Is it expected that changing pants versions invali...
# general
b
Is it expected that changing pants versions invalidates the local cache? To validate our future upgrade from 2.14.0, I ran both 2.15.0rc0 and 2.16.0.dev2 through our CI, without other code changes, against a bulk-cached
~/.cache/pants/lmdb_store
(not remote cache), and both of them seemed to run from scratch (metrics like
local_cache_requests_cached: 0
). Running locally seemed to be similar, too, but I didn't pay that much attention. (Both upgrades seemed to work fine in terms of delivering a working deploy, at least )
b
The process structure can change between versions, meaning the cache key for the same process is likely different.
👍 1
Over time, this may smooth out, but we're still features-ablazin'
👍 1
b
Cool cool, sounds like nothing for me to worry about, except maybe busting the cache to start fresh since all that old data doesn’t need to be carried around. (And/or just getting approval for a remote cache) Thanks!
b
(There's a chance one of the smarter folks chimes in and I'm wrong, so stay tuned.) But that'd explain process cache invalidation. I guess that wouldn't explain digest cache invalidation 🤔
b
No worries!

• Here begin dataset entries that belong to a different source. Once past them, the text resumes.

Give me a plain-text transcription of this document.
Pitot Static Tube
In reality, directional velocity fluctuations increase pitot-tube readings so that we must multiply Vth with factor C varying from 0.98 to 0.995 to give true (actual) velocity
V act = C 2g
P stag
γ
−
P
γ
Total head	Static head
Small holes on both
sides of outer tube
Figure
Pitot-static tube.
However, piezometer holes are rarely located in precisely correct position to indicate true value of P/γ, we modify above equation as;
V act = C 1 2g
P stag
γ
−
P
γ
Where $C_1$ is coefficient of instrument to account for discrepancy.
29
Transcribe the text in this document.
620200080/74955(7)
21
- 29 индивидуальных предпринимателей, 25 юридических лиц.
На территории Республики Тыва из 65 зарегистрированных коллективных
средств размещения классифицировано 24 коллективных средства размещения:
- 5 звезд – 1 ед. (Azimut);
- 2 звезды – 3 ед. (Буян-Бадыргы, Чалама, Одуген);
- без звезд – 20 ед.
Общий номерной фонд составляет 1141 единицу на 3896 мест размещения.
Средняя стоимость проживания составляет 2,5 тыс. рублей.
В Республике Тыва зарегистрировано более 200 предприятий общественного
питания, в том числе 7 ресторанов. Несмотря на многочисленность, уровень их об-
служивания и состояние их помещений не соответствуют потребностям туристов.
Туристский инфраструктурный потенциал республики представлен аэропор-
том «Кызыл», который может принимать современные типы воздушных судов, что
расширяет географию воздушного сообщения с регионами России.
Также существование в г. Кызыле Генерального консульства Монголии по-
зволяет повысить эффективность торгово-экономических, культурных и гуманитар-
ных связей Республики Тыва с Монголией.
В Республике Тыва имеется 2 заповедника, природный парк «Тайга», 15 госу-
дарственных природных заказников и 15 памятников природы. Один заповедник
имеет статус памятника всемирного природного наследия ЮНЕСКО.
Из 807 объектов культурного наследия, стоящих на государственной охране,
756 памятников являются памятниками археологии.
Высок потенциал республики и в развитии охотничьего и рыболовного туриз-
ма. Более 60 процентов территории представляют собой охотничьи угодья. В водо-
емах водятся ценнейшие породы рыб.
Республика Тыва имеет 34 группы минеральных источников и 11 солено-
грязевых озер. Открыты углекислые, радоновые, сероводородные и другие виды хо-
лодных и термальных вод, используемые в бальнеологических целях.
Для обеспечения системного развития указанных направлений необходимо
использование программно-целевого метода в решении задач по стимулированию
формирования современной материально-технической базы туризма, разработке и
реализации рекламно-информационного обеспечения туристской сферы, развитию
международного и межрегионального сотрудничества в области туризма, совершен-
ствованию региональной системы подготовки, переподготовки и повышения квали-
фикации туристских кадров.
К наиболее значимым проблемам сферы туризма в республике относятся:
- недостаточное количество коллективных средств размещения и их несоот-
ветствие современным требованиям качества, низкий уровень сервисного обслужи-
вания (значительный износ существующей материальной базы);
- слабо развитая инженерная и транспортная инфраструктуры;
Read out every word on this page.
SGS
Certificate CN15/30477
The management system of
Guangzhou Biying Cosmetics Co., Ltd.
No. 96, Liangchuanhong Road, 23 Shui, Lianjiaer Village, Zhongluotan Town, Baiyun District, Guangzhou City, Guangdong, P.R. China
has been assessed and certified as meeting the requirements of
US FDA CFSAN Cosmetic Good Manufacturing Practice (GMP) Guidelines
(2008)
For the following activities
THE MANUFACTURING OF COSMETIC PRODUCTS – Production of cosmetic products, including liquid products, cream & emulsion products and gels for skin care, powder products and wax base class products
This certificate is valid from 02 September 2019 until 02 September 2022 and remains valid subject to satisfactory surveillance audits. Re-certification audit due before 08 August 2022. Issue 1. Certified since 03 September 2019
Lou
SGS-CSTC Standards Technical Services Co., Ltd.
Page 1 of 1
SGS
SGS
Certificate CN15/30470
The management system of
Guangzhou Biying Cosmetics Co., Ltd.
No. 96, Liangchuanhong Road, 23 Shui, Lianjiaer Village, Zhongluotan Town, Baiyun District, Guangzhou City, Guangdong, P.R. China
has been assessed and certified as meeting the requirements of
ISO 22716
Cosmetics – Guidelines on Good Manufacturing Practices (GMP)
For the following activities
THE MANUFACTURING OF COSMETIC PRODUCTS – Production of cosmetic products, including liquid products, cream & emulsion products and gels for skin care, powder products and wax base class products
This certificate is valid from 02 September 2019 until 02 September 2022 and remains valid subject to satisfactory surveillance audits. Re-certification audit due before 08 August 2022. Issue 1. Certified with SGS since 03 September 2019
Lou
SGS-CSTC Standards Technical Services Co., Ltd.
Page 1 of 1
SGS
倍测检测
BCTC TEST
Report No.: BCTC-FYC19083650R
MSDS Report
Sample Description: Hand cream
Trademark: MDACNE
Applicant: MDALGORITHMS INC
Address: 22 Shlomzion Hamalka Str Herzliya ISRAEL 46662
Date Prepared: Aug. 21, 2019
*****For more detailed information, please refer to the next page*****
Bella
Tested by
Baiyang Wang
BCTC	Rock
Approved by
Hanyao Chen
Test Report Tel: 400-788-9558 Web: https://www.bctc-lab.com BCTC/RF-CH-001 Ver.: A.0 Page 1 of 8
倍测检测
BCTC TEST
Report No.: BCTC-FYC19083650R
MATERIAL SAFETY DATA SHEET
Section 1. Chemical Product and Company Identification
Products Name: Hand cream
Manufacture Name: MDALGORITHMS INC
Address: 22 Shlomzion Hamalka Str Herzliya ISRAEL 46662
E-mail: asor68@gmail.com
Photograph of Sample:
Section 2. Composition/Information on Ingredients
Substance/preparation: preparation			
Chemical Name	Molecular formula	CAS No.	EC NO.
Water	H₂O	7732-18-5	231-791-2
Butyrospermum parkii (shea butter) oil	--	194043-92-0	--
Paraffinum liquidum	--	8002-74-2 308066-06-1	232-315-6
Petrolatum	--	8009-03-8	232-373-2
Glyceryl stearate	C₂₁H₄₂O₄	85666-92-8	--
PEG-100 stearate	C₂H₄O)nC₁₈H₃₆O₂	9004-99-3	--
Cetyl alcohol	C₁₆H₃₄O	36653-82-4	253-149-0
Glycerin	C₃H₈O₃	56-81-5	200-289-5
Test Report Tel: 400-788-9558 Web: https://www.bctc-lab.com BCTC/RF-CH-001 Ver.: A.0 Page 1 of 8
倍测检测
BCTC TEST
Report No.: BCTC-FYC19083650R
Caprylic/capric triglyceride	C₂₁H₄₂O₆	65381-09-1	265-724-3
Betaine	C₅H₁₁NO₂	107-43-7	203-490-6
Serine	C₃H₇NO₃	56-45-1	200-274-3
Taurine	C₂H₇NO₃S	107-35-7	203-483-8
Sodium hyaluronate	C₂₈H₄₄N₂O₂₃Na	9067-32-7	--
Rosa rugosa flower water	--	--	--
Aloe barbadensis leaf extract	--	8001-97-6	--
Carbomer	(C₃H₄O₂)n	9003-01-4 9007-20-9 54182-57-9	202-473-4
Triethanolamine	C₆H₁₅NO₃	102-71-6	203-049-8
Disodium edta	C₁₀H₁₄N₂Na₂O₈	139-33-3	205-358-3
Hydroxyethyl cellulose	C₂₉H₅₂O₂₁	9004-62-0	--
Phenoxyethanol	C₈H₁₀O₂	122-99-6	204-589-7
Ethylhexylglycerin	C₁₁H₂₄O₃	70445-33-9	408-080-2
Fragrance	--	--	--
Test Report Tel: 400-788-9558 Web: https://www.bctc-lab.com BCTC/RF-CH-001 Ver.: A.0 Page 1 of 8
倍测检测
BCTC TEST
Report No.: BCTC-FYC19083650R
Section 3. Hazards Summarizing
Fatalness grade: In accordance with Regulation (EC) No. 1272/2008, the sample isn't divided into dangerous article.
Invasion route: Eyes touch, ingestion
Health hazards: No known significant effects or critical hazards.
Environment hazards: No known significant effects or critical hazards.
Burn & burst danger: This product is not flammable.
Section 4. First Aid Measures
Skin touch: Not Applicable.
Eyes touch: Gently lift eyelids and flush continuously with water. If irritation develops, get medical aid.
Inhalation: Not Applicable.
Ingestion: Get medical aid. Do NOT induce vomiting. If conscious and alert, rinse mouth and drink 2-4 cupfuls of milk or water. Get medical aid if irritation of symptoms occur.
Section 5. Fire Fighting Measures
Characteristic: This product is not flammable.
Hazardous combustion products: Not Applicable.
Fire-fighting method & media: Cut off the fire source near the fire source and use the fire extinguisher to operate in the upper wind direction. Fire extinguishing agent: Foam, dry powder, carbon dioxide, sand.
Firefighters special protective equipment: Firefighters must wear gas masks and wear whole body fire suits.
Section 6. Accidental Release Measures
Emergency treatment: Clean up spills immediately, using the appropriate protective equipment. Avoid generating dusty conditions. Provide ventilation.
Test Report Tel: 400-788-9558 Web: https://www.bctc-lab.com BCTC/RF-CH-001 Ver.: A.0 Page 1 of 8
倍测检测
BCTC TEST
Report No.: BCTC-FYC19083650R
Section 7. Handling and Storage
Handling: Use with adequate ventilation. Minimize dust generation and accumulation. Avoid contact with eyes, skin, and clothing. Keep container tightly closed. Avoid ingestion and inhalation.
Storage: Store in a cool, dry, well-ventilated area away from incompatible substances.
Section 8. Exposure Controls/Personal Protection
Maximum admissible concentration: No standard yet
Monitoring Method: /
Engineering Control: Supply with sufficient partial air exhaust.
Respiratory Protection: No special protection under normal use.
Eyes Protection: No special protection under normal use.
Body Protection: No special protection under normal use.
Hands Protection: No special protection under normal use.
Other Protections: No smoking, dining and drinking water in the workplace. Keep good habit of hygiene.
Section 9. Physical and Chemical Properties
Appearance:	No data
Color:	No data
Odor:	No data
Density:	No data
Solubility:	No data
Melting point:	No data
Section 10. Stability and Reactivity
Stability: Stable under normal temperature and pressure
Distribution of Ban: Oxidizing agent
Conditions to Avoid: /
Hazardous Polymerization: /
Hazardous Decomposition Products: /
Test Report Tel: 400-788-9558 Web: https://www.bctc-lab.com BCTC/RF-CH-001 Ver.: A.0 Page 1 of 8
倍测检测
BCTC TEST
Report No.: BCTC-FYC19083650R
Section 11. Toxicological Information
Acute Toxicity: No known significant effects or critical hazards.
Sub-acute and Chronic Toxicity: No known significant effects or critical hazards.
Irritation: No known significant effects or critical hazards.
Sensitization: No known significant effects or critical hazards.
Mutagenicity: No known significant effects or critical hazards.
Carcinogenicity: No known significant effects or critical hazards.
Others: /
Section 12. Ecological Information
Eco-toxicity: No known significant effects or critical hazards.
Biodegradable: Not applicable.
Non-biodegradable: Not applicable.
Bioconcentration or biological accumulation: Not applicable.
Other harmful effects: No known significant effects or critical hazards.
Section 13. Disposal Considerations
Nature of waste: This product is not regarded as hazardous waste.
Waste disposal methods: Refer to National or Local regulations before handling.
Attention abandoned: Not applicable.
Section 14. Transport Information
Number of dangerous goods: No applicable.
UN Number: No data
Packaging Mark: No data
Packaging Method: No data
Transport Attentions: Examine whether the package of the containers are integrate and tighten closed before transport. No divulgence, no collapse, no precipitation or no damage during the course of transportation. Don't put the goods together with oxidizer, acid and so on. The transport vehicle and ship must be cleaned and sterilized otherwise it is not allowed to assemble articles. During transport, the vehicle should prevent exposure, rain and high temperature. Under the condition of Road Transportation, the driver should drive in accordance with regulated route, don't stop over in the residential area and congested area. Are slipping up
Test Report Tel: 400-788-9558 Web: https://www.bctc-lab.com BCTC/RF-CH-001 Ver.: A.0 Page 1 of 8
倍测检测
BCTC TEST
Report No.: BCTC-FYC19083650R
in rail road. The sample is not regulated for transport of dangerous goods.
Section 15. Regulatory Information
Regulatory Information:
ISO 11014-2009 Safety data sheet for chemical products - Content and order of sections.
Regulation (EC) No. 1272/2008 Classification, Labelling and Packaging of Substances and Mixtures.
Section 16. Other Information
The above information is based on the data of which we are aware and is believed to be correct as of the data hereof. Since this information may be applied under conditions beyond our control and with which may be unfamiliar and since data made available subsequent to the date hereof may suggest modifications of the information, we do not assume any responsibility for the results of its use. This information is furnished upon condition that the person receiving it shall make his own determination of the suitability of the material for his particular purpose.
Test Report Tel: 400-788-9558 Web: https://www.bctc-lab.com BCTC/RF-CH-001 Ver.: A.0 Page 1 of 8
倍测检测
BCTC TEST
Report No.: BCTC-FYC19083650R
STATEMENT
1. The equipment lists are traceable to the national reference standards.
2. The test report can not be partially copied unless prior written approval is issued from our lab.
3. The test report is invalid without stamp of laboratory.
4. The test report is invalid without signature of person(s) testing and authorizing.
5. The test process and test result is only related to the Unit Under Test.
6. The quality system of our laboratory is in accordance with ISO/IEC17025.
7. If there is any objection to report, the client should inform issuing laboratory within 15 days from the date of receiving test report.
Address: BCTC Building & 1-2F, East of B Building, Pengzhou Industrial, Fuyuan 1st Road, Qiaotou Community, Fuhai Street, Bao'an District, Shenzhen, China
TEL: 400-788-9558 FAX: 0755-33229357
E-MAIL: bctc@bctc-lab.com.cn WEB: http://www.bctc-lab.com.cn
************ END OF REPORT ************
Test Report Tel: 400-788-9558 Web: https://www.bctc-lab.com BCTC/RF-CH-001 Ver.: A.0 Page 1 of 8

Two questions (more for my own understanding of pants' internals than related to the original questions) 1. Can there be reuse/caching of digests even if no processes can be reused? (as in, can one end up with identical digests even with different process executions? my very loose understanding is that digest caching is basically snapshotting info associated with process executions?) 2. It seems like the metric quoted above is only process executions (based on grepping for
Metric::LocalCacheRequestsUncached
), and there's no direct equivalent for digest cache requests, there's only something along the lines of 'cached' `local_store_read_blob_size`/`ObservationMetric::LocalStoreReadBlobSize`, which isn't directly useful for answering "is pants reusing the digest cache from a previous build" (e.g. that metric has a large total sum like
16538104868
but that could easily be rereading data cached within that build). Is my interpretation correct?
b
For 1. Yes. A digest is like a snapshot of files on disk identified by a fingerprint. When pants wants to put files on disk, it asks the "store" to do so by providing the fingerprint. This happens in the context of process sandboxes, but isn't directly related to processes. So no matter how much pants internals change, if the files that make up a digest were the same, the cache key stays the same.
For 2. I'd have to look at the code to see if there's a metric for digest caches. I don't know off the top of my head
b
1. Ah and the fingerprint is just the contents, ignoring mtimes, etc? Makes sense, and I guess it also makes sense that the process execution is more “interesting” in terms of caching: I imagine copying files around isn’t a huge time cost generally.